Le tour d'Europe

Drapeau européen
Drapeau européen - © Google

De François Kirsch.

Le président français reçoit aujourd'hui le patron d'Arcelor Mittal

François Hollande va tenter de convaincre Lakshmi Mittal de céder la totalité du site de Florange, en Moselle. Tandis qu'Arnaud Montebourg, le ministre du redressement productif, menace de nationaliser temporairement le site, s'il faut en passer par là pour trouver un repreneur. Arnaud Montebourg dont le discours, écrit Libération, évoque la possibilité d'un retour au socialisme triomphant du début des années 80. Le ministre cherche à prouver qu'un gouvernement qui défend une hausse de la TVA peut encore avoir des réflexes de gauche. Monsieur Montebourg, écrit le journal Le Monde, peut espérer raviver la flamme auprès des classes populaires qui ont déserté le parti socialiste depuis des années. Mais les déceptions risquent d'être grandes, et le retour de bâton aussi violent que celui qui suivit les promesses non tenues de Nicolas Sarkozy. Car il faut recadrer, Arnaud Montebourg a également déclaré qu'il ne voulait plus de MIttal en France. Une entreprise qui emploie, tout de même, 20.000 salariés sur 150 sites dans l'Hexagone. François Hollande, estime le Monde, doit désavouer les propos d'Arnaud Montebourg lors de son entrevue avec le patron d'ArcelorMittal. Le Figaro écrit que, partie comme elle l'est, l'affaire de Florange est désormais comme une grenade dégoupillée. D'abord pour le gouvernement qui risque fort d'étaler au grand jour son impuissance. Ensuite pour la France, à l'égard de laquelle la défiance des groupes étrangers grandit. Les patrons de ces grands groupes, ils ont sur la table du petit déjeuner, le financial Times. Et de fait, le financial Times écrit que, certes, la vie politique française n'est jamais en mal de coups de théâtres. Mais, sachant cela, c'est tout de même étonnant d'entendre un ministre dire à l'un des plus grands investisseurs industriels du pays qu'il n'est plus le bienvenu. Le boulot d'Arnaud de Montebourg, c'est de trouver un moyen pour raviver l'industrie, pas pour l'achever. Le financial Times est clair : si la France nationalise simplement parce qu'une entreprise est forcée de restructurer, cela équivaudra à placarder un grand "n'investissez pas!" sur ses frontières.

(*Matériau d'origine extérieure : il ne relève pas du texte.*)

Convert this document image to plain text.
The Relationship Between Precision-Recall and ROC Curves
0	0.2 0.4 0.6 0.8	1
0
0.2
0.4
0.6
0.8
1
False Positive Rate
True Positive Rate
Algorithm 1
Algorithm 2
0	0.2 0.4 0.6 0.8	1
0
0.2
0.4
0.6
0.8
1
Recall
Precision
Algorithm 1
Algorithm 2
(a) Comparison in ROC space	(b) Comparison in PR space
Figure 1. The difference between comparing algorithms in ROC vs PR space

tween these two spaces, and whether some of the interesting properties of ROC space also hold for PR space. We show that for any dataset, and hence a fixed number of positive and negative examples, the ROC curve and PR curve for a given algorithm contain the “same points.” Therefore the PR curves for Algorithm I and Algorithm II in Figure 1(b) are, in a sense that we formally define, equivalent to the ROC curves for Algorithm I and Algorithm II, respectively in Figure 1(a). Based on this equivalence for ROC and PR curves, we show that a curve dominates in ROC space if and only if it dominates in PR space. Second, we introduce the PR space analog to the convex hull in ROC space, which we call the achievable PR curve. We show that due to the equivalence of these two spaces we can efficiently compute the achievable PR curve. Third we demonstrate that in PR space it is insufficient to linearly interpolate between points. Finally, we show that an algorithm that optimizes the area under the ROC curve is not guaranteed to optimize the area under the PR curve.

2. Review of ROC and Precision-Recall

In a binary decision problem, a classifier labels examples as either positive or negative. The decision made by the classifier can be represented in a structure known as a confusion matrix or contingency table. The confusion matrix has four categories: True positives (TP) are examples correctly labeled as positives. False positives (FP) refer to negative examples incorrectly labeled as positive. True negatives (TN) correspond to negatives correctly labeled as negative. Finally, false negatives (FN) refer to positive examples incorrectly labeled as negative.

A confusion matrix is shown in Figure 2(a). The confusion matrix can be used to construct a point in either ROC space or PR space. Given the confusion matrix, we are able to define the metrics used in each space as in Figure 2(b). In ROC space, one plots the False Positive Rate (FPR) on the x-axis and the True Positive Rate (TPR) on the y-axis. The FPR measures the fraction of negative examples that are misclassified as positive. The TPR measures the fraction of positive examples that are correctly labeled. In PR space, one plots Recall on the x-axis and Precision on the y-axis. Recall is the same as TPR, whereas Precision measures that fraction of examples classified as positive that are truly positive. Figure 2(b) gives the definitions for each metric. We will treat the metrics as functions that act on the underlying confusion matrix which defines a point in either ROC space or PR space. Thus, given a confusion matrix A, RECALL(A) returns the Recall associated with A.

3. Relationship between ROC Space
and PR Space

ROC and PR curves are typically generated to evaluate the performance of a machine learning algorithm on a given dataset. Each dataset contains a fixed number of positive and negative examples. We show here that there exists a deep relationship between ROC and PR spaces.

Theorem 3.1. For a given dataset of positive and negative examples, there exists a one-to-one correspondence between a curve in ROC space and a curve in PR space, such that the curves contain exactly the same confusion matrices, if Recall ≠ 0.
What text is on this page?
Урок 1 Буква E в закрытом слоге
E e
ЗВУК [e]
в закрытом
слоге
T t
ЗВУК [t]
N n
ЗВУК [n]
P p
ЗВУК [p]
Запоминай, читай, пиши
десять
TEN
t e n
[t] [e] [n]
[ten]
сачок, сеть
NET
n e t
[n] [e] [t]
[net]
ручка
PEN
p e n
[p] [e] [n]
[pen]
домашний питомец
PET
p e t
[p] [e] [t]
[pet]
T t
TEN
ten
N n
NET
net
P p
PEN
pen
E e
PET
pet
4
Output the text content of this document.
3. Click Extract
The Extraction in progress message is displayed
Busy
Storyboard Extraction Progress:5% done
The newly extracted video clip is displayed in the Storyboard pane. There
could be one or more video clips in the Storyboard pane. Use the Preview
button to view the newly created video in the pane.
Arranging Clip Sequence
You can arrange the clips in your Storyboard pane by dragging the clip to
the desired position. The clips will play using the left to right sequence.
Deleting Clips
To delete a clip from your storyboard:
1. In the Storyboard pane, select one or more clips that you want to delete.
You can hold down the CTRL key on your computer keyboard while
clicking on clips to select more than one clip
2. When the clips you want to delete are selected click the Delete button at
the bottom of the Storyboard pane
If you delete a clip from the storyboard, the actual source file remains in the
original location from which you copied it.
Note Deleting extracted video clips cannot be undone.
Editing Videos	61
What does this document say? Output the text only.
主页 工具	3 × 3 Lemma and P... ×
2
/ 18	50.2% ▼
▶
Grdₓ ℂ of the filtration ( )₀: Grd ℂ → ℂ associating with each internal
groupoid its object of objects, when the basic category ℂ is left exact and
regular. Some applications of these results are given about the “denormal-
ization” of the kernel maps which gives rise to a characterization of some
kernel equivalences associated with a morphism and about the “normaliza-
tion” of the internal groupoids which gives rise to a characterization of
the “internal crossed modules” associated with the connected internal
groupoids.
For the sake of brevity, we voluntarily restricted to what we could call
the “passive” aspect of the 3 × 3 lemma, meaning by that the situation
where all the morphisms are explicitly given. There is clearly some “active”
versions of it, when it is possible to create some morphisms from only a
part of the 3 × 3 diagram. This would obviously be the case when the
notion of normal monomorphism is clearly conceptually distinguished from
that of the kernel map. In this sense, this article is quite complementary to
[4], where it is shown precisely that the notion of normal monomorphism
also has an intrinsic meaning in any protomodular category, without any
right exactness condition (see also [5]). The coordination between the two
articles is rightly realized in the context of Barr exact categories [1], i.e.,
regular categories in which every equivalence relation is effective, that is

Une étude montre la démotivation des jeunes travailleurs allemands.

Une étude du bureau Allensbach, qui fait la Une de Die Welt ce matin. 55% des moins de trente ans sont convaincus qu'outre-rhin, il est devenu impossible d'encore réussir sa vie grâce aux efforts et au travail. Pour die Welt, c'est inacceptable. L'éditorialiste lance aux jeunes allemands : ne vous plaignez pas. Et de prendre l'exemple de Sebastian Vettel, qui vient d'être sacré champion du monde de F1 pour la troisième fois consécutive : lui n'hésitait pas, à ses débuts, pour être à l'heure pour telle ou telle course de kart, à dormir dans le coffre de la voiture de ses parents. Et voyez où il en est arrivé! Il n'est pas le seul exemple, évidemment. La chancelière, Angela Merkel, venue d'une humble famile d'Allemagne de l'Est. Le problème c'est qu'aujourd'hui, les jeunes ne croient plus en leurs chances, ils n'ont plus l'envie de gagner. Et les partis politiques allemands se rejettent la responsabilité : qui a baillonné les lendemains qui chantent?

En Espagne, le patron des indépendantistes catalans tente de gérer son échec aux élections 

Sanctionné pour sa politique d'austérité, le parti du président catalan Arturo Mas a vu sa majorité au parlement régional fondre de 62 à 50 sièges sur les 135 de l'assemblée. Toute une partie de l'électorat s'est tourné vers la gauche indépendantiste. El Pais résume : soit Arturo Mas devra renoncer à son programme économique en cas d'alliance avec la gauche, soit à son programme indépendantiste avec la droite.